Il coraggio di partecipare e quello di ascoltare
Il 12 maggio gli studenti scelgono i loro rappresentanti all’intero degli organi universitari. Anche EDUCatt prevede la partecipazione degli studenti al governo della vita della Fondazione dando spazio alla loro presenza attiva nel Consiglio di Amministrazione dell’Ente attraverso tre rappresentanti eletti.
Se è vero che «il coraggio è quello che ci vuole per alzarsi e parlare» (Sir Winston Churchill), coraggiosi sono i tanti giovani studenti che durante la loro vita universitaria si fanno portavoce del mondo studentesco, variopinto e sempre in movimento. Eppure, il coraggio è anche quello che ci vuole per sedersi ed ascoltare: infatti, perché lo scambio comunicativo sia reale, chi parla deve incontrare un orecchio teso all’ascolto affinché le parole e le idee trovino un terreno fertile per contaminarsi e per crescere.
Proprio con questa volontà EDUCatt accoglie nel suo Consiglio di Amministrazione tre rappresentanti degli studenti, eletti in occasione dell’elezione degli organi universitari. Come espressamente indicato dall’articolo 9 dello Statuto, la rappresentanza degli studenti in seno al Consiglio di Amministrazione della Fondazione ha, in particolare, funzione di verifica e garanzia del livello qualitativo dei servizi offerti e dell’efficacia della gestione.

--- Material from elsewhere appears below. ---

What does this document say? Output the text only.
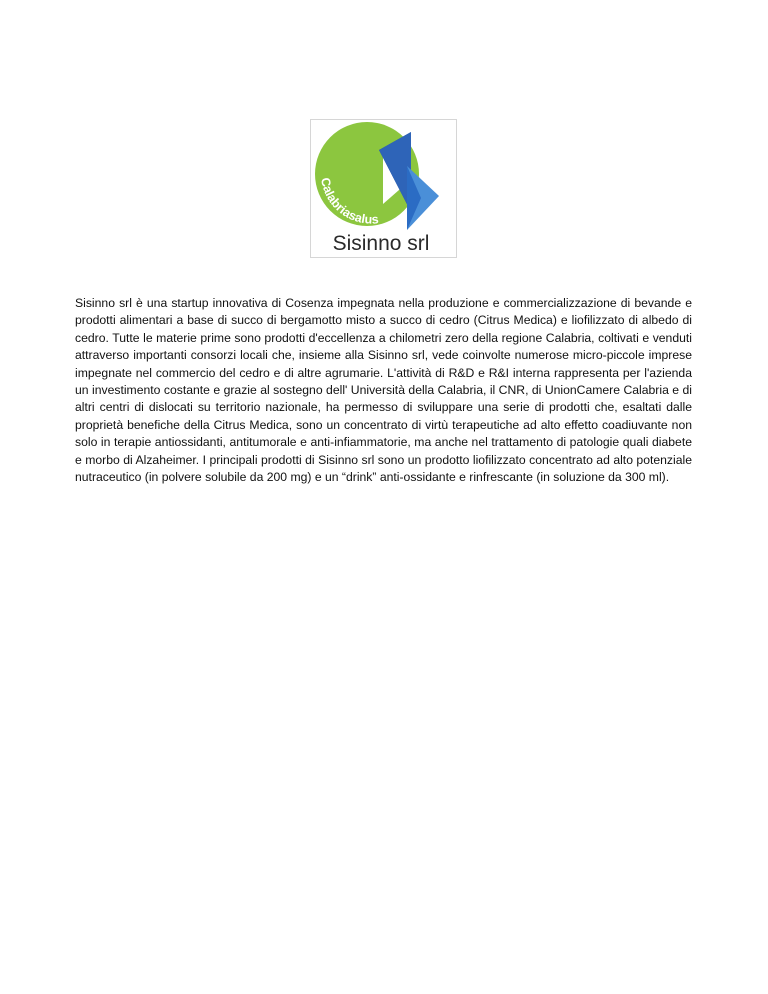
Calabriasalus
Sisinno srl

Sisinno srl è una startup innovativa di Cosenza impegnata nella produzione e commercializzazione di bevande e prodotti alimentari a base di succo di bergamotto misto a succo di cedro (Citrus Medica) e liofilizzato di albedo di cedro. Tutte le materie prime sono prodotti d'eccellenza a chilometri zero della regione Calabria, coltivati e venduti attraverso importanti consorzi locali che, insieme alla Sisinno srl, vede coinvolte numerose micro-piccole imprese impegnate nel commercio del cedro e di altre agrumarie. L'attività di R&D e R&I interna rappresenta per l'azienda un investimento costante e grazie al sostegno dell' Università della Calabria, il CNR, di UnionCamere Calabria e di altri centri di dislocati su territorio nazionale, ha permesso di sviluppare una serie di prodotti che, esaltati dalle proprietà benefiche della Citrus Medica, sono un concentrato di virtù terapeutiche ad alto effetto coadiuvante non solo in terapie antiossidanti, antitumorale e anti-infiammatorie, ma anche nel trattamento di patologie quali diabete e morbo di Alzaheimer. I principali prodotti di Sisinno srl sono un prodotto liofilizzato concentrato ad alto potenziale nutraceutico (in polvere solubile da 200 mg) e un “drink” anti-ossidante e rinfrescante (in soluzione da 300 ml).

Per una realtà che fa dell’ascolto una cifra caratterizzante della sua mission, tuttavia, la consapevolezza è che il valore di questa partecipazione sia concretamente molto più ampio. Quante realtà, infatti, possono vantare la fortuna di sentire l’opinione diretta dei fruitori dei propri servizi? È una ricchezza che molti ricercano e che EDUCatt persegue non solo formalmente, rispettando i requisiti statutari, ma sostanzialmente chiamando tre studenti ad esprimere le loro opinioni e il loro voto sulle tematiche intavolate in Consiglio.
«Da quando nasce EDUCatt la scelta è sempre stata quella di instaurare un rapporto di collaborazione e di conoscenza con gli studenti: per questo la loro presenza all’interno del Consiglio di Amministrazione è fondamentale, perché l’Ente per il diritto allo studio esiste proprio per poter erogare al meglio i servizi a loro rivolti. Con i tanti rappresentanti che in questi anni hanno lavorato con noi è sempre nato un rapporto di reciproca stima e fiducia per cui loro stessi, sapendo di essere ascoltati, hanno intrapreso con attenzione il compito che erano chiamati a svolgere e hanno sentito la responsabilità di raccogliere e riportare i bisogni degli studenti in modo preciso e adeguato. L’esperienza di questi anni è stata questa: la bellezza di poter lavorare con delle persone che ci aiutano a cogliere il panorama di sensazioni e di attese degli studenti e, nello stesso tempo, lavorano insieme a noi per cercare soluzioni. Un dialogo così, che parte dal rispetto e dall’ascolto, è ragionevole che porti frutto».
(Angelo Giornelli, Direttore della Fondazione EDUCatt)
Un’eredità che arriva a EDUCatt dall’Istituto regionale per il diritto allo studio (I.S.U.), ma anche una tendenza che si sta affermando in molte culture organizzative in cui la persona viene messa al centro, prendendo parte allo scambio decisionale sui temi che la riguardano, e soprattutto un nuovo paradigma decisionale che scardina il vetusto decido-comunico-ascolto in favore del più lungimirante ascolto-discuto-decido.
Inoltre, se il contributo degli studenti si esplicita in momenti istituzionali come le sedute del Consiglio di Amministrazione, l’impegno di collaborazione con EDUCatt si concretizza nella condivisione di progettualità e attività durante l’intero anno accademico. In questo scambio la Fondazione investe risorse proprie nella convinzione che idee e prospettive giovani e innovative – magari non sempre realizzabili o sostenibili, ma pur sempre ritratto sincero di un mondo in evoluzione – siano un valore aggiunto per l’intera organizzazione e per il perseguimento della sua missione.
Lungi dall’essere ridotta alla mera assegnazione di un voto, la partecipazione – quella di gaberiana memoria – è da intendersi nel senso più ampio e aperto di habere cum alio (lett. avere con gli altri), cioè condividere, essere parte di una missione comune. Solo in questo senso la partecipazione allora diventa libertà: libertà di essere ascoltati con la certezza che la propria opinione valga quanto quella degli altri.